Baby sleep. I believe, aside from what kind of sustenance you feed your baby (breast milk vs. formula), how you handle their sleep must be the most guilt-inducing and divisive topic for parents in today’s informative world.
As you can tell by the title of this post, my husband and I sleep trained our baby. Before I talk about how wonderful of a gift sleep training was for all of us (and I absolutely include our daughter in that statement), I want to share a little bit of our pre-baby plans.
Pre-baby plans are now an adorable part of my past. My 9 month pregnant self was ready to take on this parenting thing with vigor. I had all the books, all the knowledge, and all the patience necessary to be a baby-wearing, cloth-diapering, baby-led-weaning, bed-sharing, breastfeeding, attachment parent. (By the way, I typed that last sentence in one breath). What a lucky little girl I was about to bring into this world, I thought. I’m giving her exactly what she wants and needs, I thought. Pride was the name of my game in those last blissful weeks of not knowing anything about what I was actually getting myself into.

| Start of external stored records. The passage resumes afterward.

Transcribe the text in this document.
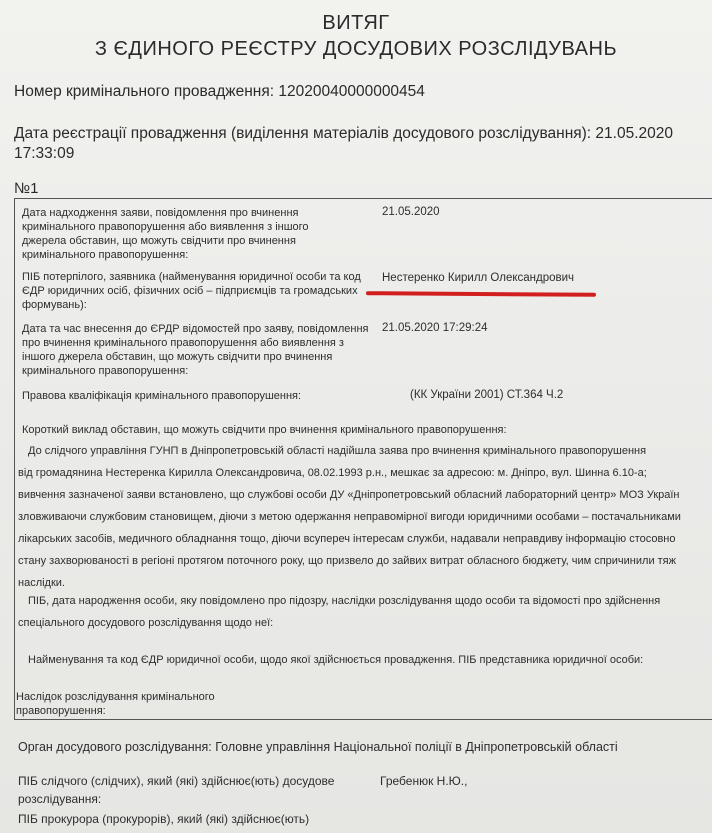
ВИТЯГ
З ЄДИНОГО РЕЄСТРУ ДОСУДОВИХ РОЗСЛІДУВАНЬ
Номер кримінального провадження: 12020040000000454
Дата реєстрації провадження (виділення матеріалів досудового розслідування): 21.05.2020
17:33:09
№1
Дата надходження заяви, повідомлення про вчинення кримінального правопорушення або виявлення з іншого джерела обставин, що можуть свідчити про вчинення кримінального правопорушення:
21.05.2020
ПІБ потерпілого, заявника (найменування юридичної особи та код ЄДР юридичних осіб, фізичних осіб – підприємців та громадських формувань):
Нестеренко Кирилл Олександрович
Дата та час внесення до ЄРДР відомостей про заяву, повідомлення про вчинення кримінального правопорушення або виявлення з іншого джерела обставин, що можуть свідчити про вчинення кримінального правопорушення:
21.05.2020 17:29:24
Правова кваліфікація кримінального правопорушення:	(КК України 2001) СТ.364 Ч.2
Короткий виклад обставин, що можуть свідчити про вчинення кримінального правопорушення:
До слідчого управління ГУНП в Дніпропетровській області надійшла заява про вчинення кримінального правопорушення
від громадянина Нестеренка Кирилла Олександровича, 08.02.1993 р.н., мешкає за адресою: м. Дніпро, вул. Шинна 6.10-а;
вивчення зазначеної заяви встановлено, що службові особи ДУ «Дніпропетровський обласний лабораторний центр» МОЗ Україн
зловживаючи службовим становищем, діючи з метою одержання неправомірної вигоди юридичними особами – постачальниками
лікарських засобів, медичного обладнання тощо, діючи всупереч інтересам служби, надавали неправдиву інформацію стосовно
стану захворюваності в регіоні протягом поточного року, що призвело до зайвих витрат обласного бюджету, чим спричинили тяж
наслідки.
ПІБ, дата народження особи, яку повідомлено про підозру, наслідки розслідування щодо особи та відомості про здійснення
спеціального досудового розслідування щодо неї:
Найменування та код ЄДР юридичної особи, щодо якої здійснюється провадження. ПІБ представника юридичної особи:
Наслідок розслідування кримінального
правопорушення:
Орган досудового розслідування: Головне управління Національної поліції в Дніпропетровській області
ПІБ слідчого (слідчих), який (які) здійснює(ють) досудове
розслідування:
Гребенюк Н.Ю.,
ПІБ прокурора (прокурорів), який (які) здійснює(ють)
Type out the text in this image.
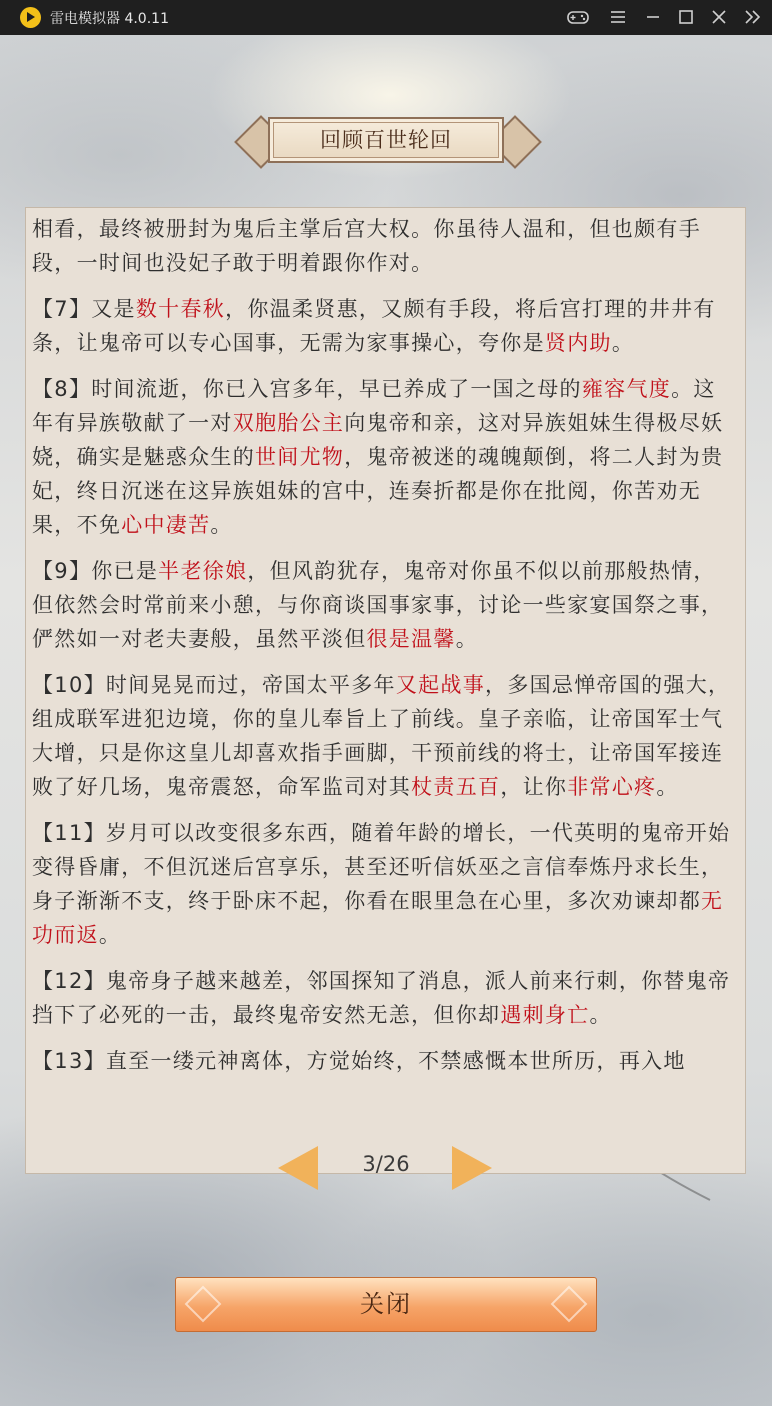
雷电模拟器 4.0.11
回顾百世轮回
相看，最终被册封为鬼后主掌后宫大权。你虽待人温和，但也颇有手段，一时间也没妃子敢于明着跟你作对。
【7】又是数十春秋，你温柔贤惠，又颇有手段，将后宫打理的井井有条，让鬼帝可以专心国事，无需为家事操心，夸你是贤内助。
【8】时间流逝，你已入宫多年，早已养成了一国之母的雍容气度。这年有异族敬献了一对双胞胎公主向鬼帝和亲，这对异族姐妹生得极尽妖娆，确实是魅惑众生的世间尤物，鬼帝被迷的魂魄颠倒，将二人封为贵妃，终日沉迷在这异族姐妹的宫中，连奏折都是你在批阅，你苦劝无果，不免心中凄苦。
【9】你已是半老徐娘，但风韵犹存，鬼帝对你虽不似以前那般热情，但依然会时常前来小憩，与你商谈国事家事，讨论一些家宴国祭之事，俨然如一对老夫妻般，虽然平淡但很是温馨。
【10】时间晃晃而过，帝国太平多年又起战事，多国忌惮帝国的强大，组成联军进犯边境，你的皇儿奉旨上了前线。皇子亲临，让帝国军士气大增，只是你这皇儿却喜欢指手画脚，干预前线的将士，让帝国军接连败了好几场，鬼帝震怒，命军监司对其杖责五百，让你非常心疼。
【11】岁月可以改变很多东西，随着年龄的增长，一代英明的鬼帝开始变得昏庸，不但沉迷后宫享乐，甚至还听信妖巫之言信奉炼丹求长生，身子渐渐不支，终于卧床不起，你看在眼里急在心里，多次劝谏却都无功而返。
【12】鬼帝身子越来越差，邻国探知了消息，派人前来行刺，你替鬼帝挡下了必死的一击，最终鬼帝安然无恙，但你却遇刺身亡。
【13】直至一缕元神离体，方觉始终，不禁感慨本世所历，再入地
3/26
关闭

Can you guess, by the tone of that last paragraph, where this story leads? In short, I didn’t realize how strong a newborn’s personality already is when they’re just months old. After the first sleepy weeks, our daughter had enough of the cuddling. I couldn’t wear her without many loud protests on her part. Out with the baby-wearing.
Bed-sharing was another disaster. We were, again, astounded at our little one’s capacity for protesting louder than we thought possible. The next best thing, I thought, would be to hold her to sleep, and place her in her crib, but sleep never came easily. I don’t think I’ll ever forget the red, screaming face of my beloved child, as I sang lullabies, offered her my breast and rocked her for up to an hour. My husband and I took shifts trying to rock her to sleep. Finally, I think she only ever fell asleep because screaming wore her down. I don’t know that my efforts to soothe her ever really mattered.
Here is our sleep training story:
My husband is a teacher, and had the whole summer with our daughter starting when she turned five months old. I went back to work that first summer, leaving my husband at home alone with the colicky child that had so far eluded any attempt I made to soothe her at bedtime. Within days, my amazing, pragmatic husband discovered our daughter’s true preference. You see, he never agreed with the idea that we should be rocking her for hours trying to get her to sleep. If she was going to scream in any case, why not try sleep training her?
When I was home, I never made it five minutes into a sleep training attempt without falling apart myself. When I left for work, my husband started the routine. A diaper change, a small massage, a lullaby, and a cuddle. He then placed our content baby in her crib and walked away. Yes, she screamed, but here’s the amazing fact about our story: she screamed at most for 15 minutes. By the third day she was falling asleep without a peep. Every time.
She sleep trained us.
One of the major ideas in attachment parenting is that you should let your child guide you. I was so caught up in the idea that most babies prefer to be worn and to bed-share, so my baby must want the same. I think about how miserable she was in my arms, and how it never occurred to me that she might just be independent.
I feel blessed. I already shared how much my husband has taught me in an earlier post. Here is yet another example. I had all of my plans for E’s babyhood before she was born. Problem is, she didn’t have the same plans. Thanks to my husband, we followed her lead.
Baby sleep is probably one of the more frustrating adjustments when you first embark on the parenthood train. My story isn’t intended to make you feel like you shouldn’t plan at all. You should plan, and set goals, and know what you prefer. I just mean to forewarn you that your preferences might not rule the day when it comes to a newborn. Listen to your baby, even if what your baby says goes against what all the experts out there are saying. (Just don’t, you know, let your baby’s preferences endanger them!)
I love this! My oldest daughter was the same way! She slept in her crib in her room after two months because she wanted that independence. She hated co sleeping unlike her older brother. This is a great post not just about sleep training (which is hard but wonderful!) but also about adjusting your parenting to the child not to your plan
Thank you, Rhonda! Yes – parenting is a very quick road to enlightenment…and learning to let go of everything you thought you knew and wanted!